Consider Human Nature
However, I think the story of this company touches on an underlying and underrated dynamic that drives the market — human nature. Bets consistent with human nature tend to succeed, and those going against it stand a good chance of failure. This shows up well in the tobacco industry. Although the public continues to malign cigarettes, addiction is human nature, and this drives stocks such as Altria (NYSE:MO). This stands in contrast to Beyond Meat, whose product stands against such impulses.
InvestorPlace contributor Josh Enomoto states this point a different way. His article points out the 100-plus-year record of failure for meat alternatives. He also mentions that the meat industry is more than 90 times larger than the market for plant-based meat.
Even the Dalai Lama, a one-time vegetarian, now incorporates a small amount of meat in his diet. This confirms the power of human nature over political, dietary and yes, even religious convictions. For investors wary of the “it’s different this time” narrative, this looks like an equity to avoid.
Moreover, meat producers such as Tyson Foods (NYSE:TSN) and Hormel (NYSE:HRL) plan to offer a plant-based alternative. Still, this will likely become a niche product for them at best. This also does not address the fact that this will mean more competition for Beyond Meat, giving investors yet another reason to sell.
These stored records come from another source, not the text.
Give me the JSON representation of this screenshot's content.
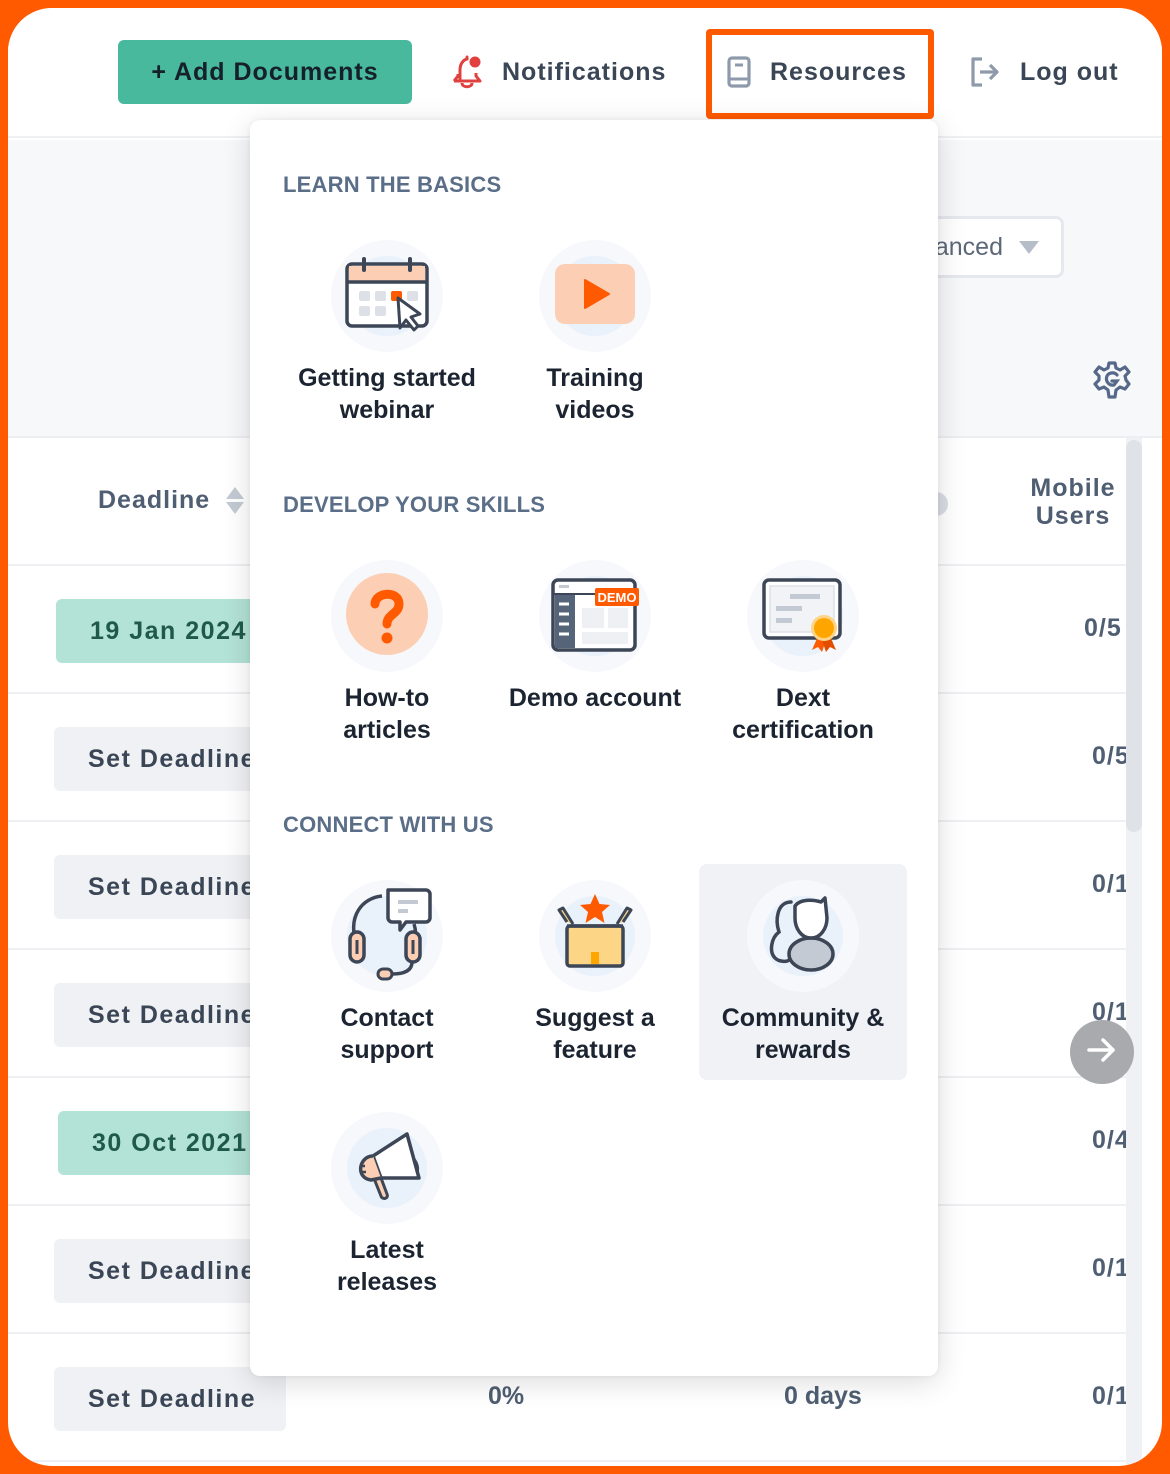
{
  "header": {
    "add_documents": "+ Add Documents",
    "notifications": "Notifications",
    "resources": "Resources",
    "logout": "Log out"
  },
  "toolbar": {
    "view_select_value": "anced",
    "settings_icon": "settings-gear-icon"
  },
  "table": {
    "columns": {
      "deadline": "Deadline",
      "mobile_users": "Mobile\nUsers"
    },
    "rows": [
      {
        "deadline": "19 Jan 2024",
        "deadline_type": "date",
        "mobile_users": "0/5"
      },
      {
        "deadline": "Set Deadline",
        "deadline_type": "set",
        "mobile_users": "0/5"
      },
      {
        "deadline": "Set Deadline",
        "deadline_type": "set",
        "mobile_users": "0/1"
      },
      {
        "deadline": "Set Deadline",
        "deadline_type": "set",
        "mobile_users": "0/1"
      },
      {
        "deadline": "30 Oct 2021",
        "deadline_type": "date",
        "mobile_users": "0/4"
      },
      {
        "deadline": "Set Deadline",
        "deadline_type": "set",
        "mobile_users": "0/1"
      },
      {
        "deadline": "Set Deadline",
        "deadline_type": "set",
        "mobile_users": "0/1",
        "percent": "0%",
        "days": "0 days"
      }
    ]
  },
  "resources_menu": {
    "sections": [
      {
        "title": "LEARN THE BASICS",
        "items": [
          {
            "label": "Getting started\nwebinar",
            "icon": "calendar-cursor-icon"
          },
          {
            "label": "Training\nvideos",
            "icon": "play-video-icon"
          }
        ]
      },
      {
        "title": "DEVELOP YOUR SKILLS",
        "items": [
          {
            "label": "How-to\narticles",
            "icon": "question-mark-icon"
          },
          {
            "label": "Demo account",
            "icon": "demo-browser-icon",
            "badge": "DEMO"
          },
          {
            "label": "Dext\ncertification",
            "icon": "certificate-icon"
          }
        ]
      },
      {
        "title": "CONNECT WITH US",
        "items": [
          {
            "label": "Contact\nsupport",
            "icon": "headset-chat-icon"
          },
          {
            "label": "Suggest a\nfeature",
            "icon": "box-star-icon"
          },
          {
            "label": "Community &\nrewards",
            "icon": "community-users-icon",
            "hovered": true
          },
          {
            "label": "Latest\nreleases",
            "icon": "megaphone-icon"
          }
        ]
      }
    ]
  },
  "colors": {
    "accent_orange": "#ff5a00",
    "primary_green": "#48b99c",
    "date_pill_bg": "#b3e2d6",
    "notification_red": "#e0403f"
  }
}
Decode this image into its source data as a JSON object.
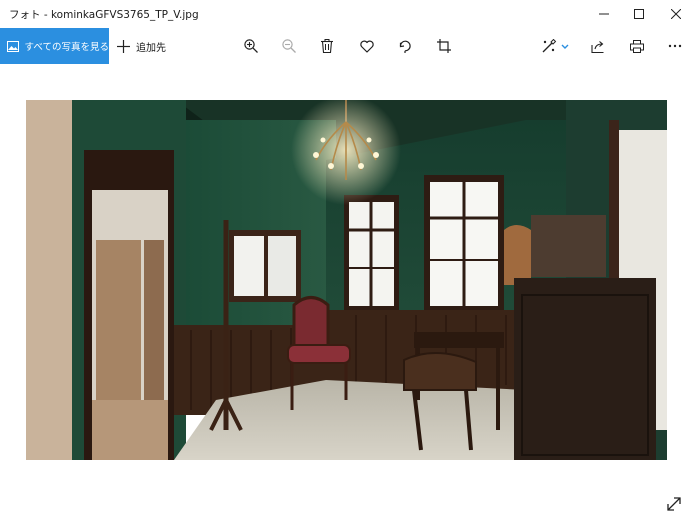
{
  "window": {
    "title": "フォト - kominkaGFVS3765_TP_V.jpg",
    "buttons": [
      "minimize",
      "maximize",
      "close"
    ]
  },
  "toolbar": {
    "all_photos_label": "すべての写真を見る",
    "add_to_label": "追加先",
    "icons": [
      "zoom-in-icon",
      "zoom-out-icon",
      "delete-icon",
      "favorite-heart-icon",
      "rotate-icon",
      "crop-icon",
      "edit-create-icon",
      "share-icon",
      "print-icon",
      "more-icon"
    ]
  },
  "photo": {
    "alt_subject": "antique room with green walls, chandelier, windows, chairs and desk"
  },
  "colors": {
    "accent": "#2b8fe0",
    "wall_green": "#1f4a38"
  }
}
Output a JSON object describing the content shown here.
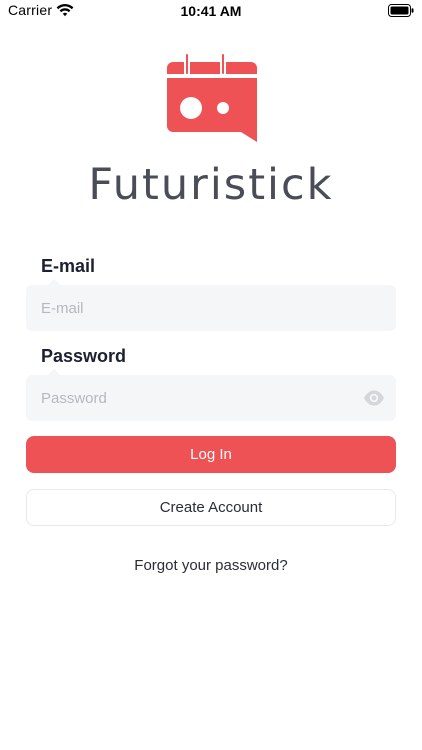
{
  "status_bar": {
    "carrier": "Carrier",
    "time": "10:41 AM",
    "icons": [
      "wifi-icon",
      "battery-icon"
    ]
  },
  "brand": {
    "name": "Futuristick",
    "logo_icon": "calendar-chat-logo",
    "accent_color": "#ee5254",
    "text_color": "#4a4d57"
  },
  "form": {
    "email_label": "E-mail",
    "email_placeholder": "E-mail",
    "email_value": "",
    "password_label": "Password",
    "password_placeholder": "Password",
    "password_value": "",
    "password_toggle_icon": "eye-icon"
  },
  "actions": {
    "login_label": "Log In",
    "create_account_label": "Create Account",
    "forgot_password_label": "Forgot your password?"
  }
}
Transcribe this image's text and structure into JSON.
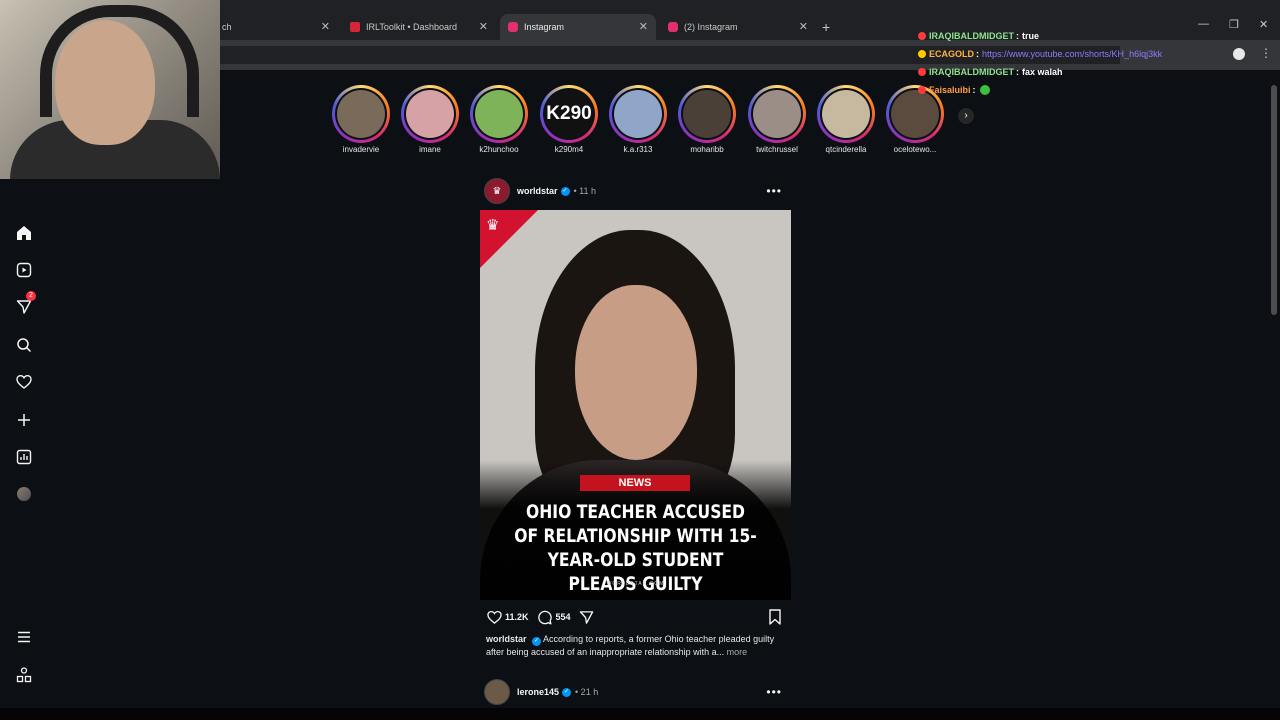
{
  "browser": {
    "tabs": [
      {
        "title": "ch",
        "favicon_color": "#9146ff"
      },
      {
        "title": "IRLToolkit • Dashboard",
        "favicon_color": "#d6263a"
      },
      {
        "title": "Instagram",
        "favicon_color": "#e1306c"
      },
      {
        "title": "(2) Instagram",
        "favicon_color": "#e1306c"
      }
    ],
    "new_tab": "+",
    "close_glyph": "✕",
    "window_controls": {
      "minimize": "—",
      "restore": "❐",
      "close": "✕"
    }
  },
  "sidebar": {
    "items": [
      {
        "name": "home",
        "icon": "home-icon"
      },
      {
        "name": "reels",
        "icon": "reels-icon"
      },
      {
        "name": "messages",
        "icon": "send-icon",
        "badge": "2"
      },
      {
        "name": "search",
        "icon": "search-icon"
      },
      {
        "name": "notifications",
        "icon": "heart-icon"
      },
      {
        "name": "create",
        "icon": "plus-icon"
      },
      {
        "name": "dashboard",
        "icon": "chart-icon"
      },
      {
        "name": "profile",
        "icon": "avatar"
      },
      {
        "name": "more",
        "icon": "menu-icon"
      },
      {
        "name": "also-from-meta",
        "icon": "apps-icon"
      }
    ]
  },
  "stories": [
    {
      "name": "invadervie",
      "color": "#7a6a5a",
      "text": ""
    },
    {
      "name": "imane",
      "color": "#d7a2a6",
      "text": ""
    },
    {
      "name": "k2hunchoo",
      "color": "#7fb35a",
      "text": ""
    },
    {
      "name": "k290m4",
      "color": "#111111",
      "text": "K290"
    },
    {
      "name": "k.a.r313",
      "color": "#8fa6c8",
      "text": ""
    },
    {
      "name": "moharibb",
      "color": "#4b4038",
      "text": ""
    },
    {
      "name": "twitchrussel",
      "color": "#9a8e86",
      "text": ""
    },
    {
      "name": "qtcinderella",
      "color": "#c7b9a0",
      "text": ""
    },
    {
      "name": "ocelotewo...",
      "color": "#5b4a3e",
      "text": ""
    }
  ],
  "stories_next": "›",
  "post": {
    "username": "worldstar",
    "time": "• 11 h",
    "more": "•••",
    "news_tag": "NEWS",
    "headline": "OHIO TEACHER ACCUSED OF RELATIONSHIP WITH 15-YEAR-OLD STUDENT PLEADS GUILTY",
    "watermark": "WORLDSTAR.COM",
    "likes": "11.2K",
    "comments": "554",
    "caption": "According to reports, a former Ohio teacher pleaded guilty after being accused of an inappropriate relationship with a...",
    "more_link": "more"
  },
  "post2": {
    "username": "lerone145",
    "time": "• 21 h",
    "more": "•••"
  },
  "chat": [
    {
      "user": "IRAQIBALDMIDGET",
      "user_color": "#8fe38f",
      "sep": ":",
      "message": "true",
      "link": "",
      "badge_color": "#ff3b3b"
    },
    {
      "user": "ECAGOLD",
      "user_color": "#ffb347",
      "sep": ":",
      "message": "",
      "link": "https://www.youtube.com/shorts/KH_h6lqj3kk",
      "badge_color": "#ffcc00"
    },
    {
      "user": "IRAQIBALDMIDGET",
      "user_color": "#8fe38f",
      "sep": ":",
      "message": "fax walah",
      "link": "",
      "badge_color": "#ff3b3b"
    },
    {
      "user": "Faisaluibi",
      "user_color": "#ff9f43",
      "sep": ":",
      "message": "",
      "link": "",
      "badge_color": "#ff3b3b",
      "emote": "💬"
    }
  ]
}
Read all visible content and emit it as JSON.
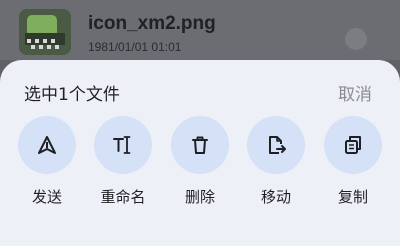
{
  "file": {
    "name": "icon_xm2.png",
    "date": "1981/01/01 01:01"
  },
  "sheet": {
    "title": "选中1个文件",
    "cancel_label": "取消",
    "actions": [
      {
        "label": "发送",
        "icon": "send-icon"
      },
      {
        "label": "重命名",
        "icon": "rename-icon"
      },
      {
        "label": "删除",
        "icon": "delete-icon"
      },
      {
        "label": "移动",
        "icon": "move-icon"
      },
      {
        "label": "复制",
        "icon": "copy-icon"
      }
    ]
  },
  "colors": {
    "sheet_background": "#eef0f8",
    "action_circle": "#d5e1f7",
    "scrim": "#5f6166",
    "muted_text": "#8a8c90"
  }
}
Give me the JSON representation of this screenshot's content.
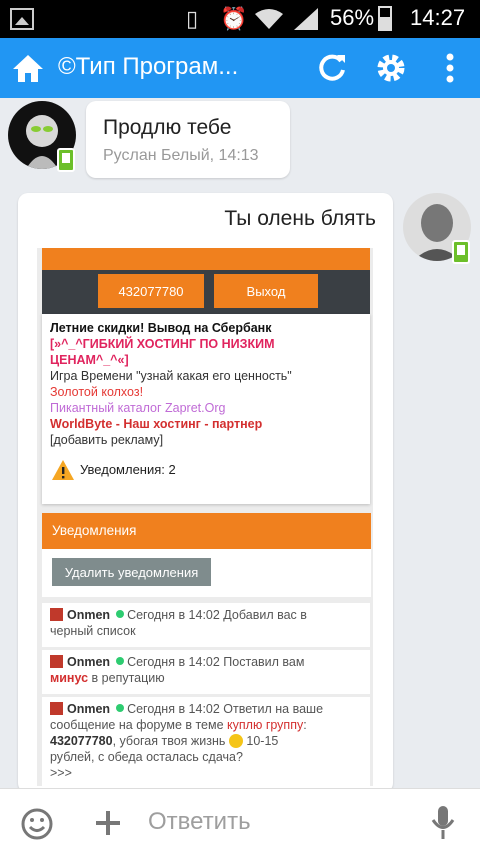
{
  "status_bar": {
    "battery": "56%",
    "time": "14:27",
    "battery_level": 0.56
  },
  "app_bar": {
    "title": "©Тип Програм..."
  },
  "messages": [
    {
      "text": "Продлю тебе",
      "author_time": "Руслан Белый, 14:13"
    },
    {
      "text": "Ты олень блять"
    }
  ],
  "screenshot": {
    "login_value": "432077780",
    "logout_label": "Выход",
    "ads": [
      "Летние скидки! Вывод на Сбербанк",
      "[»^_^ГИБКИЙ ХОСТИНГ ПО НИЗКИМ",
      "ЦЕНАМ^_^«]",
      "Игра Времени \"узнай какая его ценность\"",
      "Золотой колхоз!",
      "Пикантный каталог Zapret.Org",
      "WorldByte - Наш хостинг - партнер",
      "[добавить рекламу]"
    ],
    "notifications_count_label": "Уведомления: 2",
    "notifications_header": "Уведомления",
    "delete_notifications": "Удалить уведомления",
    "notifications": [
      {
        "user": "Onmen",
        "line1": "Сегодня в 14:02 Добавил вас в",
        "line2": "черный список"
      },
      {
        "user": "Onmen",
        "line1": "Сегодня в 14:02 Поставил вам",
        "bold2": "минус",
        "line2": " в репутацию"
      },
      {
        "user": "Onmen",
        "line1": "Сегодня в 14:02 Ответил на ваше",
        "line2a": "сообщение на форуме в теме ",
        "link": "куплю группу",
        "line2b": ":",
        "bold3": "432077780",
        "line3": ", убогая твоя жизнь",
        "line3b": " 10-15",
        "line4": "рублей, с обеда осталась сдача?",
        "line5": ">>>"
      }
    ]
  },
  "composer": {
    "placeholder": "Ответить"
  },
  "colors": {
    "accent": "#2196f3",
    "orange": "#f0801e",
    "dark": "#3a3f44"
  }
}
In the end, history points to outright failure or limited success at best. The future hints at struggles as larger food companies become more direct competitors, while multiples indicate that the overvaluation remains. Given these factors, the stock of this company looks like an unhealthy choice for investors.
Beyond Meat is a bet against both long-term valuation trends and human nature itself. The stock has fallen by more than two-thirds since the summer. It remains overvalued despite this huge drop. Moreover, the history of the market shows that betting against human nature is usually not a winning strategy. The history of meat alternatives has met with failure, or at best, limited success.
The stock of Beyond Meat still has some sizzle. However, due to high multiples and the enduring (and sometimes begrudging) love for meat, investors who buy at these levels will more likely get grilled.